Reality check: Value-based contracts are good for patients

Here are four things you need to know about results-based contracts (also known as value-based contracts)

Michelle DrozdApril 25, 2018

Reality check: Value-based contracts are good for patients.


Biopharmaceutical companies are joining stakeholders across the health care system to pursue flexible ways to pay for medicines that focus on results, lower out-of-pocket costs and enable patients to access the right treatments the first time.

Recent criticisms of value-based contracts – or results-based contracts – are off base in questioning whether these contracts are having an impact on drug and health care spending. The fact is these payment arrangements underscore how biopharmaceutical companies are willing to put their money where their mouth is when it comes to better value in health care. 

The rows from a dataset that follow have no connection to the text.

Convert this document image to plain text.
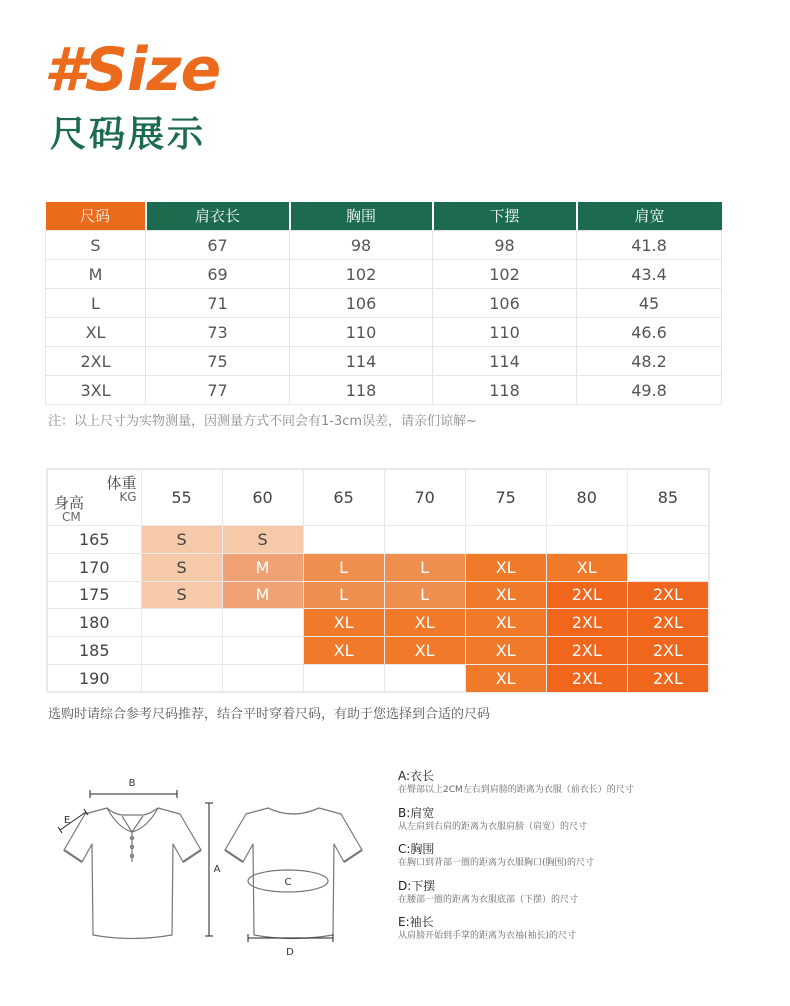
#Size
尺码展示
尺码	肩衣长	胸围	下摆	肩宽
S	67	98	98	41.8
M	69	102	102	43.4
L	71	106	106	45
XL	73	110	110	46.6
2XL	75	114	114	48.2
3XL	77	118	118	49.8
注：以上尺寸为实物测量，因测量方式不同会有1-3cm误差，请亲们谅解~
体重
KG
身高
CM	55	60	65	70	75	80	85
165	S	S					
170	S	M	L	L	XL	XL	
175	S	M	L	L	XL	2XL	2XL
180			XL	XL	XL	2XL	2XL
185			XL	XL	XL	2XL	2XL
190					XL	2XL	2XL
选购时请综合参考尺码推荐，结合平时穿着尺码，有助于您选择到合适的尺码
B
E
A
C
D
A:衣长
在臀部以上2CM左右到肩膀的距离为衣服（前衣长）的尺寸
B:肩宽
从左肩到右肩的距离为衣服肩膀（肩宽）的尺寸
C:胸围
在胸口到背部一圈的距离为衣服胸口(胸围)的尺寸
D:下摆
在腰部一圈的距离为衣服底部（下摆）的尺寸
E:袖长
从肩膀开始到手掌的距离为衣袖(袖长)的尺寸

Here are four things you need to know about results-based contracts:

  1. Results-based contracts can lower patients’ out-of-pocket costs. In the past two years, commercially insured patients in health plans with results-based contracts for diabetes, high cholesterol and HIV medicines had copays that were, on average, 28 percent lower for those medicines compared to patients in other plans. In addition, these contracts can reduce costs for the health care system. For example, if results-based contracts lower the cost of treating diabetes in the United States by five percent, the United States could save more than $12 billion annually.
  2. Stakeholders across the health care system are pursuing value-based contracts. Earlier this month, CVS cited several types of value-based contracts among the tools they used to keep specialty medicine cost growth to 3.7 percent in 2017. Additionally, an Avalere survey of payers engaged in these contracts found that one-third of payers report that they have experienced cost savings. Express Scripts has also utilized some types of value-based contracts.
  3. Many biopharmaceutical companies are pursuing value-based contracts. There are 39 publicly announced RBCs and recent data from the Academy of Managed Care Pharmacy and PwC confirm that these are only some of the RBCs in existence. At least 19 biopharmaceutical companies are using these types of innovative payment arrangements for more than 25 medicines. And an analysis published in Value in Health last year showed that outcomes-based contracts can lead to a range of potential outcomes, depending on the medicine’s performance.
  4. Despite the promise of value-based contracts, certain barriers often prevent them from occurring. Regulations instituted before innovative contracting approaches were developed can create uncertainty for biopharmaceutical companies looking to pursue results-based contracts and can discourage them from entering into these beneficial agreements. Our industry’s interest in addressing these barriers is based on a genuine need for clarification of rules developed for a time when reimbursement was solely based on volume, not value.

Despite the positive impact results-based contracts have on costs, they are still in early stages of development. As biopharmaceutical companies and payers learn from these initial efforts, and as policy barriers are addressed, these new contracting approaches can be brought to scale.